Grammaire déboulonnée ou plus sage
Poursuivre ce (long) tour d’horizon de la première section serait laborieux mais d’autres chocs esthétiques ont surpris les spectateurs, à commencer par les performances d’une météorite, Carmelo Bene dont la carrière s’est étalée, au cinéma, entre 1967 et 1973. On imagine que ce trublion audacieux et un peu fou, s’est épuisé avec les démesurés Capricci et Notre-Dame des Turcs, un opéra sale et méchant, fascinant ou repoussant selon ses appréciations personnelles. Autre film surprenant mais bien plus sage dans la forme, le belge Les Gommes de Lucien Deroisy, une enquête à la Derrick avec d’étonnantes touches oedipiennes et une étrange obsession, celle de l’enquêteur pour… les gommes. Le ton décalé est moins surprenant si on ajoute qu’il s’agit d’une adaptation d’un texte d’Alain Robbe-Grillet.
Les autres films venus de France, enfin, sont signés par des auteurs réunis par le refus d’un cinéma conformiste, à commencer par Philippe Garrel (Le lit de la vierge) et André Téchiné (Paulina s’en va) toujours actifs aujourd’hui. Tous deux étaient d’ailleurs à Cannes l’an dernier, le premier à la Quinzaine avec L’amant d’un jour, le deuxième en sélection officielle avec Nos années folles. L’abscons Acéphale de Patrick Deval, membre du groupe Zanzibar (comme Garrel), le film noir déconstruit La Poupée rouge de Francis Leroi, L’Été de Marcel Hanoun, éloge du montage comme source de ressenti plus fort qu’une narration traditionnelle ont eux aussi été dévoilés dans ce programme riche, trop certainement, mais qui a conforté les membres de la SRF à l’origine de cette manifestation de poursuivre leur accompagnement d’un cinéma différent, de s’extraire des contraintes de production et de narration.

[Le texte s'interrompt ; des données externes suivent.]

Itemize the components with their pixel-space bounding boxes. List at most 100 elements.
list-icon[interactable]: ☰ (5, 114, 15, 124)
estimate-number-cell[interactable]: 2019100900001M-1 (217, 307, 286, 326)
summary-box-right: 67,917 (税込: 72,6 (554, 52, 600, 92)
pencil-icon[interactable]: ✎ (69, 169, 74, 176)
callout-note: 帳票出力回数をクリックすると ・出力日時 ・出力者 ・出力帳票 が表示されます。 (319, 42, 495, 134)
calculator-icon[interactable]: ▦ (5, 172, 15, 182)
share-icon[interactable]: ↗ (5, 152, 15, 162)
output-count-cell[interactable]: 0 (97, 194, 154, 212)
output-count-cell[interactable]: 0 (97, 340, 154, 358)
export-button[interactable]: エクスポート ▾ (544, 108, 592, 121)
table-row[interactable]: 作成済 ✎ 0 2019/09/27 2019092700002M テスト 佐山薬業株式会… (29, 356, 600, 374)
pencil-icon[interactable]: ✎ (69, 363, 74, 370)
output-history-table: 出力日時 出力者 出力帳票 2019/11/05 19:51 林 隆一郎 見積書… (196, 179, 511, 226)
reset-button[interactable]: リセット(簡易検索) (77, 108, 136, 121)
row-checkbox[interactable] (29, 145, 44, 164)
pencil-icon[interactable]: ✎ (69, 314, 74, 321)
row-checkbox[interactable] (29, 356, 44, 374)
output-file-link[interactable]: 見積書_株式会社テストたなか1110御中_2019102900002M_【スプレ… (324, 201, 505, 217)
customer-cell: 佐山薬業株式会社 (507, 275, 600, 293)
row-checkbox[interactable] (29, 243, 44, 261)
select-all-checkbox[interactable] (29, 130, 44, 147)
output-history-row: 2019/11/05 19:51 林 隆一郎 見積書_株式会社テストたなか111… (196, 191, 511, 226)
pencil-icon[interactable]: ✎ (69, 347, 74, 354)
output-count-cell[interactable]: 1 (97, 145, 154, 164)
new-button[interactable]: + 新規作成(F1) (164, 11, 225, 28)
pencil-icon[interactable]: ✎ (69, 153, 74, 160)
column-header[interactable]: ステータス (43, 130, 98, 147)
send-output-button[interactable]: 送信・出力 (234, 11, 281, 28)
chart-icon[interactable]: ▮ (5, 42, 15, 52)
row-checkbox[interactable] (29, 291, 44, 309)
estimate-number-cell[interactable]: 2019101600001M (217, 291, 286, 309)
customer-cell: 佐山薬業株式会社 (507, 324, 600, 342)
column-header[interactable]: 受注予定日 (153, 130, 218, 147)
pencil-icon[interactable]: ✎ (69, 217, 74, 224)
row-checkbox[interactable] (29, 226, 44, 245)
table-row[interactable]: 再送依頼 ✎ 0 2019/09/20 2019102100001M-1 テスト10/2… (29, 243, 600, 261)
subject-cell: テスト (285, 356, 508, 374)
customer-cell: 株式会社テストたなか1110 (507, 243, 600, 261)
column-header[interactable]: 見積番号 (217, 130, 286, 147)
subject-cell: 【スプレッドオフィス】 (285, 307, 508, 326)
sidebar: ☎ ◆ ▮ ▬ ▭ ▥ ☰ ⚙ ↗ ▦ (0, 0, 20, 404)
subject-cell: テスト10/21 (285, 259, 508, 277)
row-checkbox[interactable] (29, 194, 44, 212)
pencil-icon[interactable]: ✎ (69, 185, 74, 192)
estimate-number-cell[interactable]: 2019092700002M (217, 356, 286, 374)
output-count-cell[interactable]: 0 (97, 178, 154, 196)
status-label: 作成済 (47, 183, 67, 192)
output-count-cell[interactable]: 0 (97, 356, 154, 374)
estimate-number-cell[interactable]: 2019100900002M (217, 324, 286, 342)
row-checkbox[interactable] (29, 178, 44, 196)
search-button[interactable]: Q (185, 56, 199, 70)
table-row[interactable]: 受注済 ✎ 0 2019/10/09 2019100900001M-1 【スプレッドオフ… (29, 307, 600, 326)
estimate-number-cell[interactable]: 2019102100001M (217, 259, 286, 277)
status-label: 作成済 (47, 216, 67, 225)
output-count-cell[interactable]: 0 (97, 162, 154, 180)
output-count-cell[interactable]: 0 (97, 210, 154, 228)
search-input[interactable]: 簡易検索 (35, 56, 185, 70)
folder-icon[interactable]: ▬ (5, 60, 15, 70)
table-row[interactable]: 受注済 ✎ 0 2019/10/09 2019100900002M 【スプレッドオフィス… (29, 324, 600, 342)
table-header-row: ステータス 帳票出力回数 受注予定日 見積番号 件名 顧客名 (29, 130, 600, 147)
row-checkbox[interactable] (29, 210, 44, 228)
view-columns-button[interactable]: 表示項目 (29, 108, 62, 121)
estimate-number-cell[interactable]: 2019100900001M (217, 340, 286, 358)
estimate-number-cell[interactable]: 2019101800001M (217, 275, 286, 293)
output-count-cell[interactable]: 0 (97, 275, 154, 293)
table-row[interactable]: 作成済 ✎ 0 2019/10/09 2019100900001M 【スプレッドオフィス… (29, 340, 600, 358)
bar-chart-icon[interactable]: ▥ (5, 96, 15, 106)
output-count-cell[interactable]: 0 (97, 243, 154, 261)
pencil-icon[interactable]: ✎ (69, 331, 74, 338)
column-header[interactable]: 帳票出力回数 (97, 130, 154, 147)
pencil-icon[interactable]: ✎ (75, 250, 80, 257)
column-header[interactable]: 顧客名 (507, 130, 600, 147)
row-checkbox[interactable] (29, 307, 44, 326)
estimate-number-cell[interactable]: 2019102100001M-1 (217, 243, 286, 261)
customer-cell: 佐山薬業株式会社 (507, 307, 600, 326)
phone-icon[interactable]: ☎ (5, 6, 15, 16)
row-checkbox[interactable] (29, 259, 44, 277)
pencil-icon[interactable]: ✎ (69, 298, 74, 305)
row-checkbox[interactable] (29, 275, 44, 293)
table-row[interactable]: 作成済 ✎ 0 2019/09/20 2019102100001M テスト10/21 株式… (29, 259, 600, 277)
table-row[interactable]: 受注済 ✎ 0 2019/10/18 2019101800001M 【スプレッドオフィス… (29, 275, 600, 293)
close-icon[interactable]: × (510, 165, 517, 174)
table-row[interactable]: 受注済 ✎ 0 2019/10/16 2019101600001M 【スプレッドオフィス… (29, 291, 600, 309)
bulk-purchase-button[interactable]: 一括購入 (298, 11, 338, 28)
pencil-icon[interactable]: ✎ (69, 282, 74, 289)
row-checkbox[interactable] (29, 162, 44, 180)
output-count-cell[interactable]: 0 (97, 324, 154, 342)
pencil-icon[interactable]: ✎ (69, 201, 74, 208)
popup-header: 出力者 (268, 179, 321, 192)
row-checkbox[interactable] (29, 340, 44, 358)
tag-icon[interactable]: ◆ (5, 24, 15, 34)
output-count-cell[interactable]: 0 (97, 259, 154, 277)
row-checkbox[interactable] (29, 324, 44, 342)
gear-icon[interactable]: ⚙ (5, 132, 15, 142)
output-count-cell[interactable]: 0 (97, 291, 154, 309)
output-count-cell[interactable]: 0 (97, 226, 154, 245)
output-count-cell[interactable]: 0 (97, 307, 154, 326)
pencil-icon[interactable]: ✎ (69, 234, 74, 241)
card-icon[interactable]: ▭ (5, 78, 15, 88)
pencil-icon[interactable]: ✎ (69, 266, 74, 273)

Il faudra attendre la quatrième édition pour un filtre plus restreint qui permettra aux œuvres d’être mieux vues mais cette première année, et les deux suivantes ensuite ont permis de poser les bases d’une sélection parallèle portée par une envie constante de surprendre, de défendre les auteurs opprimés par la politique ou les contraintes financières mais aussi d’amuser, ce qui ne se ressent pas forcément à la lecture de ce texte mais cette tendance se développera dans les années suivantes.
Le mot de la fin
Laissons le mot de la fin à Louis Malle qui fait le lien entre la Quinzaine et la compétition officielle avec son documentaire Calcutta, présenté dans les deux sections, un cas unique. Lorsque la presse lui fait remarquer l’ambivalence de sa présence un an après son rôle majeur dans la fermeture précipitée de Cannes 1968, il répliquait : «Le Festival, c’est comme le téléphone. Ça marche très mal, tout le monde s’en plaint, mais on est obligé de s’en servir». Cette première édition aura donc lancé un espace de liberté qui a poussé les organisateurs de la sélection officielle à s’ouvrir à un cinéma différent.